Estas pruebas deben realizarse hasta los 75 años de edad. A partir de allí, la decisión de ser sometido a estas pruebas o no, dependerá de su expectativa de vida, estado de salud y su historia médica previa.

Por otra parte, las personas con un alto riesgo (antecedentes familiares o personales de pólipos o cáncer colorrectal), se recomienda iniciar la pesquisa para cáncer de colon antes de los 45 años de edad y con una mayor periodicidad.

Tratamiento para el cáncer de colon

Una persona diagnosticada con cáncer debe ser aconsejada por el equipo médico que la atiende, debe ser capaz de explicar las distintas opciones terapéuticas, sus respectivas ventajas y desventajas, y brindar todo el apoyo emocional que necesite la persona.

A continuación, mencionaremos algunos de los tratamientos más comunes.

Cirugía

La cirugía representa el método estándar empleado para tratar el cáncer de colon. El tipo de cirugía depende de la localización del cáncer en el colon, el estadio del cáncer y el propósito de la cirugía.

En los estadios más tempranos, se emplea una colonoscopia para realizar una polipectomía (extirpación de pólipos) o una escisión local del tejido cancerígeno.

En los estadios más graves, se emplea la colectomía, que puede ser parcial o completa. En la parcial, se pueden eliminar hasta tres cuartos del colon, dependiendo de la gravedad y extensión del cáncer.

En la total, que usualmente no se utiliza, es empleada cuando existen otras condiciones concomitantes al cáncer. Por ejemplo, la presencia de múltiples pólipos a lo largo del colon, como ocurre en la poliposis adenomatosa familiar.

Quimioterapia

La quimioterapia consiste en la administración de medicamentos anticancerosos, ya sea mediante una inyección intravenosa o ingesta oral, que viajan por el torrente circulatorio y alcanzar la mayor parte del cuerpo.

La quimioterapia puede ser dada al paciente en diferentes estadios del tratamiento. La quimioterapia adyuvante es administrada tras la cirugía, para eliminar aquellas células que no fueron extirpadas por ser muy pequeñas.

La quimioterapia neoadyuvante se administra antes de la terapia, para matar la mayor cantidad de células cancerígenas posibles y poder facilitar la extirpación del tumor.

Generalmente, la quimioterapia para cáncer de colon es administrada de manera intravenosa, ya sea mediante una inyección a lo largo de unos minutos, o mediante una infusión a lo largo de un periodo de tiempo mayor.

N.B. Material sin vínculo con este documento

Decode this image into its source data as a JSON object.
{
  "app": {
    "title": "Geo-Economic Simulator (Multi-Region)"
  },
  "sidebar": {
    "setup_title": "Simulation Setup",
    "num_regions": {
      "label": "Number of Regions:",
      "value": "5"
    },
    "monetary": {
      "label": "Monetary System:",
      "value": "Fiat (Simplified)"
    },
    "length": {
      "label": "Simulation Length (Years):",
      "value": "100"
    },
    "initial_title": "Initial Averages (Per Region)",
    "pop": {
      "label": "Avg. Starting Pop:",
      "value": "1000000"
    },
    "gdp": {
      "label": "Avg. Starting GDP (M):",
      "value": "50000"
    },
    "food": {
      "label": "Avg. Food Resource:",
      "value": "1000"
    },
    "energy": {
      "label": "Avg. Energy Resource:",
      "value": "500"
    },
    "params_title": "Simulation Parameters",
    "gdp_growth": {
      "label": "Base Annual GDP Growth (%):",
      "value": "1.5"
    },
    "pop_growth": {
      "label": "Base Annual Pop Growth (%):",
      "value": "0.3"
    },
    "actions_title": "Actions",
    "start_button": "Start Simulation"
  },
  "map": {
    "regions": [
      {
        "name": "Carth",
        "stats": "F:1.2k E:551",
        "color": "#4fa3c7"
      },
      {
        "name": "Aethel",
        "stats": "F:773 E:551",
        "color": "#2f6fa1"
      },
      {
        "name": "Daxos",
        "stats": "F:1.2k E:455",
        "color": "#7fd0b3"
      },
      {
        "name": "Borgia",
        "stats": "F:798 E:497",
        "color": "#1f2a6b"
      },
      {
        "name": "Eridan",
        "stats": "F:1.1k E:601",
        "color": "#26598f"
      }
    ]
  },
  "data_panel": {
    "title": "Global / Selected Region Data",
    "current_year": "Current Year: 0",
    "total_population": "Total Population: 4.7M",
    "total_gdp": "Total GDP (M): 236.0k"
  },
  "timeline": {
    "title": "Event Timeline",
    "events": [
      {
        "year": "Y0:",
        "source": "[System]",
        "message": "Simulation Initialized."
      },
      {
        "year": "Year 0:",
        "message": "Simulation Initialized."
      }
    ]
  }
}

Por otro lado, los efectos de la quimioterapia son graves. Estos incluyen: pérdida de cabello, pérdida de apetito y peso, náuseas y vómitos, diarrea, cambios en la piel y muchos más.

Radioterapia

La radioterapia consiste en proyectar rayos de alta energía (como los rayos X) o partículas, capaces de destruir el mayor número de células cancerígenas posibles.

El tratamiento con radioterapia, por sí solo, para eliminar el cáncer de colon, no es utilizado generalmente, sino que es una herramienta que coadyuva la acción de otros tratamientos, como la cirugía o la quimioterapia.

La radioterapia puede ser usada antes o después de una cirugía. En el primer caso, para reducir el tamaño del cáncer y hacer más fácil su extirpación. En el segundo, para eliminar cualquier célula que se localice en una zona difícil para su extirpación.